Belgesele dünyaca ünlü birçok uzman ve uluslararası kuruluş temsilcisinin katkıda bulunduğunu bildiren Karagöz, “İnsan Hakları İzleme Örgütü, Uluslararası Af Örgütü, Birleşmiş Milletler ve Situ Studios gibi uluslararası insan hakları örgütleri ve kurumları en önde gelen katkı sağlayıcılardır.” diye konuştu.

Karagöz, belgeselin yönetmeni Atakan Kerküklü ve Baş Yapımcı Abdulkadir Karakelle'yi bu anlamlı çalışmanın ortaya çıkmasında gösterdikleri muazzam çaba için tebrik ederek, şunları kaydetti:

“Ayrıca, bizleri parlamentoda ağırlayan milletvekili Tahir Ali'ye ve bu etkinliğin düzenlenmesine yardımcı olan Türkiye'nin Londra Büyükelçisi Osman Koray Ertaş'a teşekkür ediyorum. Anadolu Ajansı olarak gerçeği dile getirme görevimizi yerine getirmeye devam edeceğiz. Bu gerçek bazıları için sakıncalı olsa bile. İnanıyorum ki er ya da geç herkes bu belgeseli izleyecek çünkü gerçeklere ve doğrulara dayanan bu belgesel er ya da geç uluslararası adaleti sağlayacaktır.”
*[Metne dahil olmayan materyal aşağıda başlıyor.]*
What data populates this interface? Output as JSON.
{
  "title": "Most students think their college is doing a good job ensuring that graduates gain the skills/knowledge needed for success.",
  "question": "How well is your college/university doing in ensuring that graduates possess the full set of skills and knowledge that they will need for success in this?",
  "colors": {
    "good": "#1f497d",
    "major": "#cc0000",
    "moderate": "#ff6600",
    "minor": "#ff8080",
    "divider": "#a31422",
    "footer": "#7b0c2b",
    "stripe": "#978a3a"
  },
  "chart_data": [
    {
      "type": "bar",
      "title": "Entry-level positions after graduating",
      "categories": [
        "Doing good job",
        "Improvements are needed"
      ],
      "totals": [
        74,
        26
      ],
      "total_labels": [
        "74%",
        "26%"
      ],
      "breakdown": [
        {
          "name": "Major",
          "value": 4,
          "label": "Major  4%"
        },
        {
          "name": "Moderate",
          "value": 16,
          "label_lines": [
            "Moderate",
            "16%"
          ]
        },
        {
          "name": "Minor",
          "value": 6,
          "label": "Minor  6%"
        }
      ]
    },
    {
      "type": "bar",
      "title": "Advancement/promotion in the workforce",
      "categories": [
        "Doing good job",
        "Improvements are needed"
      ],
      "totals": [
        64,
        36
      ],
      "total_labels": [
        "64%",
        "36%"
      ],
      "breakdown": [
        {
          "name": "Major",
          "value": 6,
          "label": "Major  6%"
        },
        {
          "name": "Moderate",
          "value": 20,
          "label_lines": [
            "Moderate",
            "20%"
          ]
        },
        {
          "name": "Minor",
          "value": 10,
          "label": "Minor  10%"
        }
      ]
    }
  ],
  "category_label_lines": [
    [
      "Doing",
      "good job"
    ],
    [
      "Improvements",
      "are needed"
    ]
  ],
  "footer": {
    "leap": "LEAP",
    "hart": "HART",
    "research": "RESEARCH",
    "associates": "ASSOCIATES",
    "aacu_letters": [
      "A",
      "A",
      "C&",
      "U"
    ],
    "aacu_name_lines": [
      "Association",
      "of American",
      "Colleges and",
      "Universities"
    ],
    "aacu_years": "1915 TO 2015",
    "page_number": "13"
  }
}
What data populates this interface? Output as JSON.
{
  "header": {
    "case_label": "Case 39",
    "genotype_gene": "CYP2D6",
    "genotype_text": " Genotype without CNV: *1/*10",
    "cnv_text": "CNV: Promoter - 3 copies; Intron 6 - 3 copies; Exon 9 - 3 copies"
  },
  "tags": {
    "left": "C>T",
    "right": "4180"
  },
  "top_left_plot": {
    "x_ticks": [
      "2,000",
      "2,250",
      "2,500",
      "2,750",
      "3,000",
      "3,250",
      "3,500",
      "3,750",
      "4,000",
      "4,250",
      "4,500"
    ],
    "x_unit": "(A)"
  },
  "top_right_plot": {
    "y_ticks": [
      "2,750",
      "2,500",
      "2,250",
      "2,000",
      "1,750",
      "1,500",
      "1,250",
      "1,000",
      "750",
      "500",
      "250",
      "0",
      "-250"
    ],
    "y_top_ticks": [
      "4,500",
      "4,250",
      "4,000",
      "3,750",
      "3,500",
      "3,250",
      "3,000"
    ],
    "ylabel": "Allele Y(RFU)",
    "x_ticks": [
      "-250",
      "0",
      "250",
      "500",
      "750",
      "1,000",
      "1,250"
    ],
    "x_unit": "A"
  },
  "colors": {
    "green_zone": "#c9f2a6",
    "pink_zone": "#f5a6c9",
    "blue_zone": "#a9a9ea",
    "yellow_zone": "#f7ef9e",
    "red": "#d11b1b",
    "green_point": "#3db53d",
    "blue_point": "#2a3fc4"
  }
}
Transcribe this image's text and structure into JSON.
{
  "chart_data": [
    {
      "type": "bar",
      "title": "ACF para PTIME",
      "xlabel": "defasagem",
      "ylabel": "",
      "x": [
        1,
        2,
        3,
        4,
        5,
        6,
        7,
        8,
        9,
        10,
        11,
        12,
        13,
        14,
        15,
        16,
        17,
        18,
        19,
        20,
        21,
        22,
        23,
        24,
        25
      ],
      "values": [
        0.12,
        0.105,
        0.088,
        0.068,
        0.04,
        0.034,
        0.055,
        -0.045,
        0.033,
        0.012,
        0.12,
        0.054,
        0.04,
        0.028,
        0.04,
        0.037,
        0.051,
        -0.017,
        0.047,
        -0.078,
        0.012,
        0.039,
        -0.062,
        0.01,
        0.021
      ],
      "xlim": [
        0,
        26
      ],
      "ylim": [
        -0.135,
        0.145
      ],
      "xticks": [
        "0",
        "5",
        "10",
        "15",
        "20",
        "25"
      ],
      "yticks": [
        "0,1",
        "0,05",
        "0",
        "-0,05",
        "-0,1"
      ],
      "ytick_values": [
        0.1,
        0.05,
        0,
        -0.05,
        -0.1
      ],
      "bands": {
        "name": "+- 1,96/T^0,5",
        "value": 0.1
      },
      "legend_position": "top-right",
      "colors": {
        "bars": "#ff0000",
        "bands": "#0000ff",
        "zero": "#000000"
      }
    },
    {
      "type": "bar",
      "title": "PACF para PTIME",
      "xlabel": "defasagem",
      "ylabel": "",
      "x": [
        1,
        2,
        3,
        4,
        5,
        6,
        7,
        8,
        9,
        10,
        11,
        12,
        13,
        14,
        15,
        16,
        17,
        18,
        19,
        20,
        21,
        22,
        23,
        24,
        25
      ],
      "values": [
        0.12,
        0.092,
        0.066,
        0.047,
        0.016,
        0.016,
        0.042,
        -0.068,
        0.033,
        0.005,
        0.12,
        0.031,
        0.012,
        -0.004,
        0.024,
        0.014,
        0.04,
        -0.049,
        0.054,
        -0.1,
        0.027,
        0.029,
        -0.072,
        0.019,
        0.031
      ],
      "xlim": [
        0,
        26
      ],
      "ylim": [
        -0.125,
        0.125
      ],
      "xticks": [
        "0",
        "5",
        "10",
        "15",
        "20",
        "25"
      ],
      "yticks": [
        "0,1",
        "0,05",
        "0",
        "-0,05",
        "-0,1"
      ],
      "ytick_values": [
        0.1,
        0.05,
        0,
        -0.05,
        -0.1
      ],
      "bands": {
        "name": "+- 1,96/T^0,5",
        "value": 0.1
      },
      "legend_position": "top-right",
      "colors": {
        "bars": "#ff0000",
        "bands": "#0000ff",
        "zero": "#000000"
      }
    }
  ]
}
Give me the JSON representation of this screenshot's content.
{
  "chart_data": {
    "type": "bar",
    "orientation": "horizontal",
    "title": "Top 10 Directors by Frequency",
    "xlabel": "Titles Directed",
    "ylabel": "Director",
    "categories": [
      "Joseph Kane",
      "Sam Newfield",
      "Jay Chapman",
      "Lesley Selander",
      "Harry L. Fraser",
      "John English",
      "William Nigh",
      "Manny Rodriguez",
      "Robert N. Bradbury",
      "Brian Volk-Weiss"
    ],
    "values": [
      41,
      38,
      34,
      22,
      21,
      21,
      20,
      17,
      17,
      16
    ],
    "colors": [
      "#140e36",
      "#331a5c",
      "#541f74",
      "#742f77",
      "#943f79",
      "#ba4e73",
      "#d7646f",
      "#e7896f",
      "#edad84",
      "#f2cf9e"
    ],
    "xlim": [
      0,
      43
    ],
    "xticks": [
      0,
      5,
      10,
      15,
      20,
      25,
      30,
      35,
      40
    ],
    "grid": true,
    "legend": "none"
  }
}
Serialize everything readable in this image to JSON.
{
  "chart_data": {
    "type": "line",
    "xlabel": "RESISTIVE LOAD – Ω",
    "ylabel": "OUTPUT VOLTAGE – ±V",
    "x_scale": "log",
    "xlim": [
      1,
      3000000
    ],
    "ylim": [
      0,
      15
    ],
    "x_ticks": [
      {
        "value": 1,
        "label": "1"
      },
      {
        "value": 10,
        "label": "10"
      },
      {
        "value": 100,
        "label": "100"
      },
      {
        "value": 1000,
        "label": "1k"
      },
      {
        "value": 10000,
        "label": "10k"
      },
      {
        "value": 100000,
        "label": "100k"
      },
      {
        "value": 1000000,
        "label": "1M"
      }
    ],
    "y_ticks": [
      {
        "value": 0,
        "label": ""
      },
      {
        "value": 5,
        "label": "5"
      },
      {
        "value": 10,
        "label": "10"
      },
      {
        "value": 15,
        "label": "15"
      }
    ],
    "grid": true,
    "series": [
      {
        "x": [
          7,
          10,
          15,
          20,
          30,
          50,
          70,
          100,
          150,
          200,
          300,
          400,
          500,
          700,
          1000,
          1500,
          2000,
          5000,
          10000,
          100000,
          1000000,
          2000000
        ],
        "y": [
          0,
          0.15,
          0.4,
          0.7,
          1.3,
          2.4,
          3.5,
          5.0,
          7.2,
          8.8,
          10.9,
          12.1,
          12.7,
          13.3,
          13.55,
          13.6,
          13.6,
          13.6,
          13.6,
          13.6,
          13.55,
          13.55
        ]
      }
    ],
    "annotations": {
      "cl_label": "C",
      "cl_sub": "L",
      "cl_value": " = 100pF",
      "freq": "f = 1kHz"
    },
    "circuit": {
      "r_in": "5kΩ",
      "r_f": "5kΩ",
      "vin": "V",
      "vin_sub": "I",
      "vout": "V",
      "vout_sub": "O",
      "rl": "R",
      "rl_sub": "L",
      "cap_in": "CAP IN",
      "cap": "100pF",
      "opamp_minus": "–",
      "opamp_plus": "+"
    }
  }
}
- AA fotoğrafları beyaz fosfor bombası kullanımını belgeledi

Majzoub da konuşmasında, AA'ya Lübnan'ın güneyinde ve Gazze'de yaptığı habercilikten dolayı teşekkür ederken, insan hakları örgütlerinin savaş suçları ve diğer ihlalleri belgelerken basından faydalandığını söyledi.

AA Foto Muhabiri Mustafa Haruf'un İsrail'in kullandığı mühimmata ilişkin fotoğraflarının beyaz fosfor gazı kullanımını ispatlamak açısından önemli olduğunu kaydeden Majzoub, "O fotoğraflar, İsrail ordusunun Gazze'deki yerleşim yerlerinde beyaz fosfor bombası kullanmasına ilişkin çalışmamızı hazırlamamızda kilit bir rol oynadı." dedi.

Majzoub, İsrail'in Lübnan'ın güneyinde bir Reuters çalışanının hayatını kaybettiği, altısının da yaralandığı saldırısına ilişkin raporu hazırlarken de gazetecilerin çalışmalarından faydalandıklarını anlatarak, "Bu kanıtlarla yaptığımız analiz sonucunda saldırının sivillere yönelik direkt bir saldırı olduğu ve bir savaş suçu olarak ele alınması gerektiği sonucuna vardık." diye konuştu.

İsrail'in gazetecilere yönelik saldırılarının savaş suçlarına ilişkin kanıtları elde etmeyi de zorlaştırdığının altını çizen Majzoub, AA'nın çalışmalarının savaşın vahşetini ortaya koyan çok sayıda kanıt elde etmeyi sağladığına vurgu yaptı.